To route ask approvals to Telegram, give the guard a bot token + chat id (via ~/.aarvion, owner-supplied from @BotFather). Until then the console Approvals inbox is the working approval path.

Open the local console — Packs board, Learning panel, Approvals inbox — with:

aarvion-guard dashboard   # opens 127.0.0.1:8790, token-gated, pre-authed

A multi-surface example policy (dangerous-exec, GitHub, egress, secret-exfil, and an ask path) is in examples/govern.rego.

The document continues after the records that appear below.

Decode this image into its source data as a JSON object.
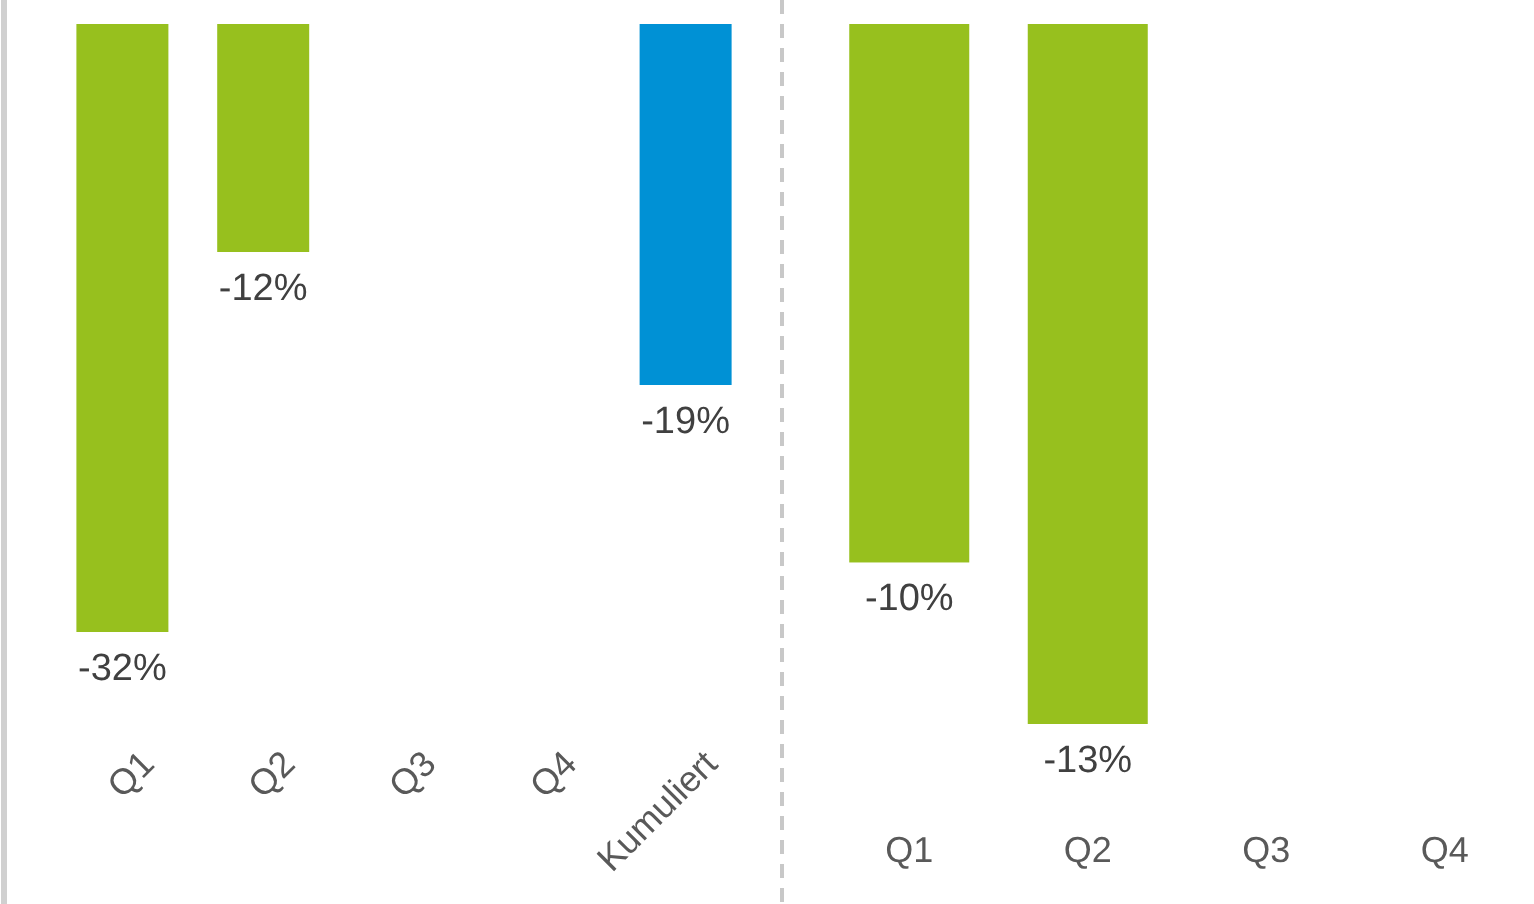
{
  "chart_data": [
    {
      "type": "bar",
      "categories": [
        "Q1",
        "Q2",
        "Q3",
        "Q4",
        "Kumuliert"
      ],
      "values": [
        -32,
        -12,
        null,
        null,
        -19
      ],
      "value_labels": [
        "-32%",
        "-12%",
        null,
        null,
        "-19%"
      ],
      "colors": [
        "#97c01e",
        "#97c01e",
        null,
        null,
        "#0091d5"
      ],
      "tick_labels": "x"
    },
    {
      "type": "bar",
      "categories": [
        "Q1",
        "Q2",
        "Q3",
        "Q4"
      ],
      "values": [
        -10,
        -13,
        null,
        null
      ],
      "value_labels": [
        "-10%",
        "-13%",
        null,
        null
      ],
      "colors": [
        "#97c01e",
        "#97c01e",
        null,
        null
      ],
      "tick_labels": "x"
    }
  ]
}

Security precondition (read this)

The guard's guarantees hold only when the guard and the agent run as different uids. On a single-user host they share a uid, so this governs the decision path but is not a tamper-proof boundary: a same-uid agent could unset the env, kill the guard, or edit its config. For real enforcement, run the guard as a separate service account (Linux) or under a system extension. This is a precondition of the design, not a limitation of the plugin — don't read it as "unbypassable".

One more honest scope line: the guard governs tool actions, not the model's streamed response. The runtime hook sits at OpenClaw's before_tool_call chokepoint; the model's own output stream is out of scope.

Design

Self-contained: the package declares its own minimal slice of the OpenClaw host API, so it builds and loads with zero openclaw imports — only Node built-ins. e2e.ts is a standalone proof against a running guard. The semantic normalizer, decision hash-chain, policy packs, and OPA engine all live guard-side (so the plugin can't lie its way past semantic policy, modulo the same-uid caveat), and are the same components the network egress proxy uses — both governance paths evaluate one signed policy and write one audit trail. This is designed and tested (unit + integration); a separate live proof on the mini adds real-agent evidence.